Now that our Zooniverse project has been running for a few weeks, we thought it would be useful to take stock and report back to you all on the excellent work you have been doing, both as a way to thank you for everything so far and to illustrate how useful your transcriptions have been.
Between the launch on the 15th October and midday on the 7th November, you have checked a very impressive 103,721 lines of text and transcribed a further 19,104 lines from scratch. This translates into over 30,000 lines of text that have been checked three times, or transcribed five times. This represents a fantastic contribution to our project – well done on deciphering so many fuzzy images, coping with odd spellings, and interpreting difficult handwriting.
This contribution has allowed us to correct a substantial amount of text produced by the handwritten text recognition (HTR) model as we can see from Figure 1. To create this figure, we have taken every line from the HTR model, compared it to each of your checks of that line and then counted the number of different words. The figure shows the number of cases where a given number of words were different. We can see that in 18,000 cases there were no changes made to the HTR output, but in the vast majority of cases you have supplied us with at least one corrected word. In 28 per cent of checked transcriptions you changed one word, 31 per cent of the time you changed two and in 18 per cent of cases you changed 3. There are rather fewer cases where more than three words were changed; in only five per cent of checks did you supply four or more corrected words (the numbers for 6-10 changes are too small to appear on this graph). This is reassuring as it implies that the HTR model is not doing a completely awful job, but that you are also supplying meaningful changes that we can use to improve the model substantially.
Figure 1, Number of lines checked by the number of corrected words.
It is important to remember that every corrected word that you supply makes an important contribution to the overall project. We can see this by considering the following example of a set of lines from the will of William Badland from Kington in Herefordshire, who died in 1786. Figure 2 shows a short extract from the start of his will.
Figure 2, Extract from the will of Williamn Badland, 1786.

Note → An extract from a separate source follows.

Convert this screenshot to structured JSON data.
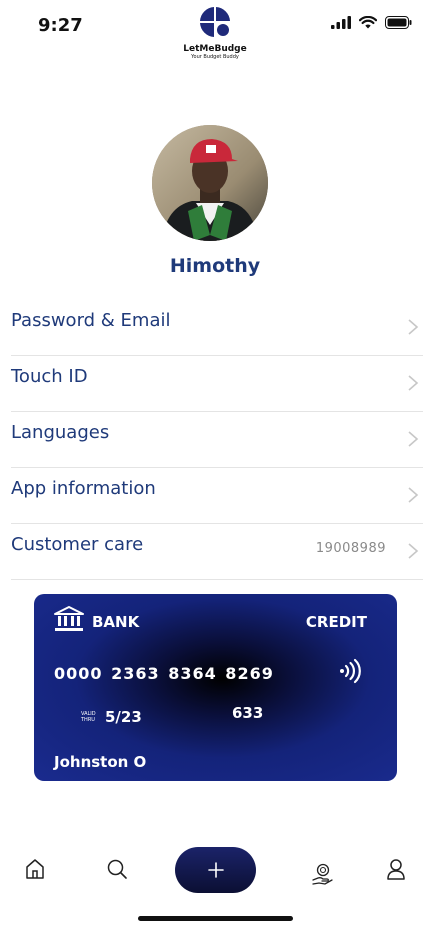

The HTR output for the first four lines of his will was as follows:
wl wiill waepetatls wol god wmeell
snbm haallad of kington in the county of ereford
alinghty sood i give and beque aith to myloving
waife an the ffrlmtins in the roos ooed the suitther
Each of these lines have now been transcribed three times, and we have used words from each of those checked transcriptions to correct the decidedly inaccurate HTR transcription as follows, with each changed word indicated by italics.
in the name of *god amen
Wm Badland of kington in the county of Hereford
almighty God I give and bequeath to my loving
wife all the ffurniture in the room and the kitchen
This was a particularly poor HTR transcription, and it serves to highlight some of the common difficulties the model faces. For example, it struggles with the large, ornate lettering at the start of the will, and it has problems with the noise on this image, particularly in the final line. However, there remains a degree of uncertainty as to why the model performs well in some areas and poorly in others. This makes your input all the more important, with every correction helping us improve the final version. So even if there is a word or letter you are unsure about, know that any corrections you can make will be of use!
We have recently trained a new HTR model using the corrections you have all supplied to 10,000 lines from the 1780s and 1720s wills. Your corrections have substantially improved the model; whereas the initial model we used got between 11 and 16 per cent of characters wrong, this new, volunteer-enhanced, model gets just 6 per cent of characters wrong - a huge improvement, and this is only with 10,000 corrected lines. We are at present training a model using all 30,000 currently corrected lines, which should improve the model even more. However, these models are only performing well on the eighteenth-century wills, so we need plenty more seventeenth-century corrections and, eventually, sixteenth-century ones as well. With those we should be able to produce a set of models that will accurately transcribe wills from throughout these three centuries.
We have not yet started to analyse the data we can extract from the finished transcriptions, but we can report on a wide array of interesting objects and topics that have been raised on our Talk Boards by volunteers so far. We have seen secret wills (Francis Alsieu), wills written as letters (Edward Daniel), extravagant funeral requests (Susanna Lee) and evidence of family feuds (George Mackenzie). Hopefully in the near future we can report back with some numbers and maps of these bequests, and start to show you some preliminary answers to the questions we are asking about attitudes towards goods and how those changed between the sixteenth and eighteenth centuries.